Each commit has a commit message, which is helpful because, when you look at your code history, you see what you did at each point in time (i.e. at each commit). RStudio has a built-in tool to view your code history. You can click on any commit to see what changed, relative to the previous commit. Lines in green were added; lines in red were deleted.
Connect RStudio and GitHub
The process so far has enabled us to use Git locally. But what if we want to connect to GitHub? How do we do that?
Sign up for GitHub
The first step is to sign up for a (free) GitHub account.
Create a Personal Access Token (PAT) on GitHub
Once you’ve signed up, you’ll need to enable RStudio to talk to GitHub. The process for doing so has recently changed (this is where I see the largest major difference from Happy Git with R). The best way to connect RStudio and GitHub is using your username and a Personal Access Token (PAT). To generate a personal access token, use the
create_github_token() function from
usethis. This will take you to the appropriate page on the GitHub website, where you’ll give your token a name and copy it (don’t lose it because it will never appear again!).
Store Personal Access Token to Connect RStudio and GitHub
Now that you’ve created a Personal Access Token, we need to store it so that RStudio can access it and know to connect to your GitHub account. The
gitcreds_set() function from the
gitcreds package will help you here. You’ll enter your GitHub username and the Personal Access Token as your password (NOT your GitHub password, as I initially thought). Once you’ve done all of this, you have connected RStudio to GitHub!
How to Connect RStudio Projects with GitHub Repositories
Now that we've connected RStudio and GitHub, let's discuss how to make the two work together. The basic idea is that you'll set up projects you create in RStudio with associated GitHub repositories. Each RStudio project lives in a single GitHub repo.
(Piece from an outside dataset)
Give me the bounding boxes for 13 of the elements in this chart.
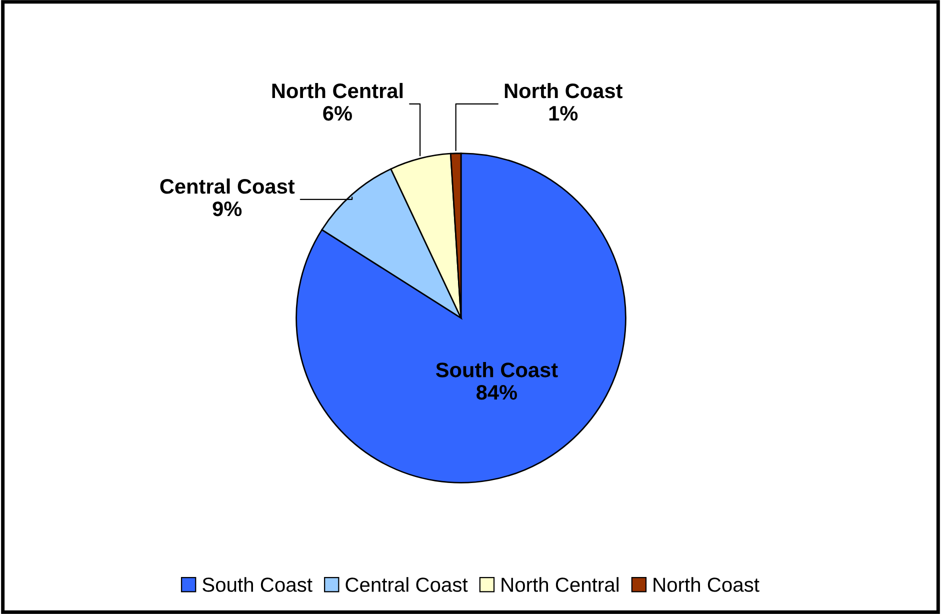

How do we connect an RStudio project to a GitHub repo? Happy Git with R goes over three strategies. I'll demonstrate two of them.
Sometimes you already have a project locally and you want to get it on GitHub. To do this, you’ll need to first use the
use_git() function from
usethis, as we did above. Then, you can use the
use_github() function, which will create a GitHub repo and connect it to your current RStudio project.
The most straightforward way to use RStudio and GitHub together is to create a repo on GitHub first. Create the repo, then when you start a new project in RStudio, use the version control option, enter your repo URL, and you're good to go.
Now that we've connected RStudio and GitHub, we can push and pull our work between the two.
Pushing means sending any changes in your code from RStudio to GitHub. To do this, we first have to commit. After committing, we now have a push button (the up arrow) on RStudio that we can use to send our code to GitHub.
The opposite of pushing is pulling. Using the down arrow button, RStudio goes to the GitHub repo, grabs the most recent code and brings it into your local editor. (Pulling regularly is extremely important if you're collaborating, though if you're the only one working on an RStudio project and associated GitHub repo, you know your local code matches what's on GitHub so it's less important.)
You Did It!
You're now all set up to use Git and GitHub with RStudio!
If you’re looking to learn more and I haven’t yet beat into you the idea that you should check out Happy Git with R, let me try it once more. It’s the best book to help guide you as you go deeper with using Git/GitHub in your R work.
Additionally, materials from a 2019 rstudio::conf workshop titled “R for Excel Users” cover “version control and practice a workflow with GitHub and RStudio that streamlines working with our most important collaborator: Future You.”